En plus de la crise économique qui s’abat sur le pays, la France doit affronter seule un problème d’une toute autre ampleur auquel aucune des autres économies occidentales n’a eu à faire face. Lors d’un match de football amical contre la Tunisie, quelques milliers de supporters ont sifflé la Marseillaise. Si les marchés financiers ont tenu le coup, l’Etat, qui multiplie les réunions de crise, ne s’en est visiblement toujours pas remis.
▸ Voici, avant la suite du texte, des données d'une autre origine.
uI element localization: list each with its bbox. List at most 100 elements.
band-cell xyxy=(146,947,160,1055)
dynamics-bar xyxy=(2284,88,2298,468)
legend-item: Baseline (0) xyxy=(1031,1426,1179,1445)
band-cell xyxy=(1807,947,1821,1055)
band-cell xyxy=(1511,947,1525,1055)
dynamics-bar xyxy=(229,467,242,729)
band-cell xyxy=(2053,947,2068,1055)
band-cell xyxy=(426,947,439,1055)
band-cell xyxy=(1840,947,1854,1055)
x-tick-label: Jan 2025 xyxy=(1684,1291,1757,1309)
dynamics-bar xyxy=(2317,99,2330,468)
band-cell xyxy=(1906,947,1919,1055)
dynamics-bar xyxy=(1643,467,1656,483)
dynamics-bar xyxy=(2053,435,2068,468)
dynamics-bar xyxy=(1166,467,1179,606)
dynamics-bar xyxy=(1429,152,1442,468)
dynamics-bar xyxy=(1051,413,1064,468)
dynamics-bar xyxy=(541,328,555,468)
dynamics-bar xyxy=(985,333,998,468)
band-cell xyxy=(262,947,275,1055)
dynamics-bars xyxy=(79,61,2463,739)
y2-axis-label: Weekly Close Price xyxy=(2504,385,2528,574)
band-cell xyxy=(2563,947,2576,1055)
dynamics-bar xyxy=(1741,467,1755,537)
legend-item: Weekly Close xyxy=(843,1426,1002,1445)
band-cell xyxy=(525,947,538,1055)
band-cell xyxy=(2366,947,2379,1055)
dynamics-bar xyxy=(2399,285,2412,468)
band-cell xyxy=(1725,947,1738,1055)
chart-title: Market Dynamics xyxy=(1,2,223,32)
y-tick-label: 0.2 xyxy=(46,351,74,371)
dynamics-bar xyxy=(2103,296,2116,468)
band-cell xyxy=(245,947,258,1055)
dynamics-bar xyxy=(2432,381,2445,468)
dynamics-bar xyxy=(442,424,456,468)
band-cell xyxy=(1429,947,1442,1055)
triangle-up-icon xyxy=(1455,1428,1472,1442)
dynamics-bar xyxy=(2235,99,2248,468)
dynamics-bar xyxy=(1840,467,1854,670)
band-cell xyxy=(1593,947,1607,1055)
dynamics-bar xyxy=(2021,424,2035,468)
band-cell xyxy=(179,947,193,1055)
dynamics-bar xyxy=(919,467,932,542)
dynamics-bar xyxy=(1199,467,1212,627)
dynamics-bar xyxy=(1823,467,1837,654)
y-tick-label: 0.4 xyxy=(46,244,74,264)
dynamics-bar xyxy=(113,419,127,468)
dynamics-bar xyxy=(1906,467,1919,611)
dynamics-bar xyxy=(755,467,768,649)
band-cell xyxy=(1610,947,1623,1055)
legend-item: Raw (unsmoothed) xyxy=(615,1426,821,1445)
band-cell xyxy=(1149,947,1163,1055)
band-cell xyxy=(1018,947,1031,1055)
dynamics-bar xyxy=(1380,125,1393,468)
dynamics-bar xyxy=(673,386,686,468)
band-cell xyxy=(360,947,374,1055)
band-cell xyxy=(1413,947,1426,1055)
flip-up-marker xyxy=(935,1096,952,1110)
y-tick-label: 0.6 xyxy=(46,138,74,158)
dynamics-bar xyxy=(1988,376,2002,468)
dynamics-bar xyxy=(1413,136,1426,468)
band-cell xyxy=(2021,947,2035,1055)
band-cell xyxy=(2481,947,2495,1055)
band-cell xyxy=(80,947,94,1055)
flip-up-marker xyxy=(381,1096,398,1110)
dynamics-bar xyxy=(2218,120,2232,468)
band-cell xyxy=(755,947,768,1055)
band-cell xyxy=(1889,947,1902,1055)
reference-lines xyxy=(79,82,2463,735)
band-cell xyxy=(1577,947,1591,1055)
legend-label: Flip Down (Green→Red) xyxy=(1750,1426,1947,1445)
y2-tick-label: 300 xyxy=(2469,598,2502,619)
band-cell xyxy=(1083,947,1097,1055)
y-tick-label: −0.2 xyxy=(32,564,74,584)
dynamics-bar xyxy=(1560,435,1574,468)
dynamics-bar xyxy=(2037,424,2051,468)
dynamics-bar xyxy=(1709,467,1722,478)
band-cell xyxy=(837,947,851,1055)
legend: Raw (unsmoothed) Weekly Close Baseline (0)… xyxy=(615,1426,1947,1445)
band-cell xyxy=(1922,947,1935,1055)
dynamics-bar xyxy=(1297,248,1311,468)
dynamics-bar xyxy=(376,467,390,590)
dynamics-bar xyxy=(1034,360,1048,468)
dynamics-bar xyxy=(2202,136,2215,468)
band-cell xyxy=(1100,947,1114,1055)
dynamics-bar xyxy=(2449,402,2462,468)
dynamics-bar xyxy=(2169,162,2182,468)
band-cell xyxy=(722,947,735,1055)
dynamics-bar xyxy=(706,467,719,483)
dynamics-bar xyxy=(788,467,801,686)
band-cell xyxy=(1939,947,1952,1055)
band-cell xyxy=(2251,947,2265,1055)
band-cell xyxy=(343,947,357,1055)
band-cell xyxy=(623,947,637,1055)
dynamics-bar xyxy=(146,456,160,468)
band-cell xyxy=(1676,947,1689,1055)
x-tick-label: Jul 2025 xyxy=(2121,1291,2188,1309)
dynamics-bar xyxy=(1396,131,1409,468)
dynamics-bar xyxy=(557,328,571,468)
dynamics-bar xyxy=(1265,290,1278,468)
En deux jours, l’affaire des sifflets est montée à la Une, le président de la Fédération Française de Football a été prié de débarquer fissa à l’Elysée pour discuter avec le Big boss. Bref, la crise des sifflets venait se surajouter à la crise financière. La plupart des médias et politiques ont sauté sur cette piteuse affaire comme sur une voiture brûlée en banlieue. La droite lançant des appels à la patrie en danger pour inciter à l’unité nationale. Avec une mention spéciale pour l’inénarrable Bernard Laporte invitant l’Equipe de France à ne disputer ses matchs que devant des « publics sains »…
Supprimer les hymnes ?
Malaise social, rémanence d’un passé colonial qui n’en finit pas de ne pas passer, réflexe moutonnier propre au comportement des foules, exacerbation maintes fois constatée d’un nationalisme caractéristique du sport devenu instrument d’identification, dramatisation –hypocrite ou aveugle, c’est selon…- des enjeux par une télévision toujours plus avide de spectacle, disparition du décor festif pour un décorum quasi militaire voire religieux. Bref, les raisons susceptibles « d’expliquer » un tel comportement seraient multiples.
Dès 2005, La FIFA avait envisagé de supprimer les hymnes nationaux au début des rencontres internationales. « Lorsqu'un nationalisme exacerbé s'ajoute à la passion et à l'émotion, cela devient explosif. C'est pourquoi nous pensons supprimer les hymnes » avait alors déclaré le patron de la FIFA. Il n’y eut jamais de suite. Notamment parce c’est là aussi l’une des raisons du succès du football : une mise en scène dramatique qui le rend « d'autant plus captivant qu'il polariserait les identités collectives, le quartier, la ville, la nation » comme l’énonçait le sociologue Paul Yonnet dans son ouvrage Huit leçons sur le sport.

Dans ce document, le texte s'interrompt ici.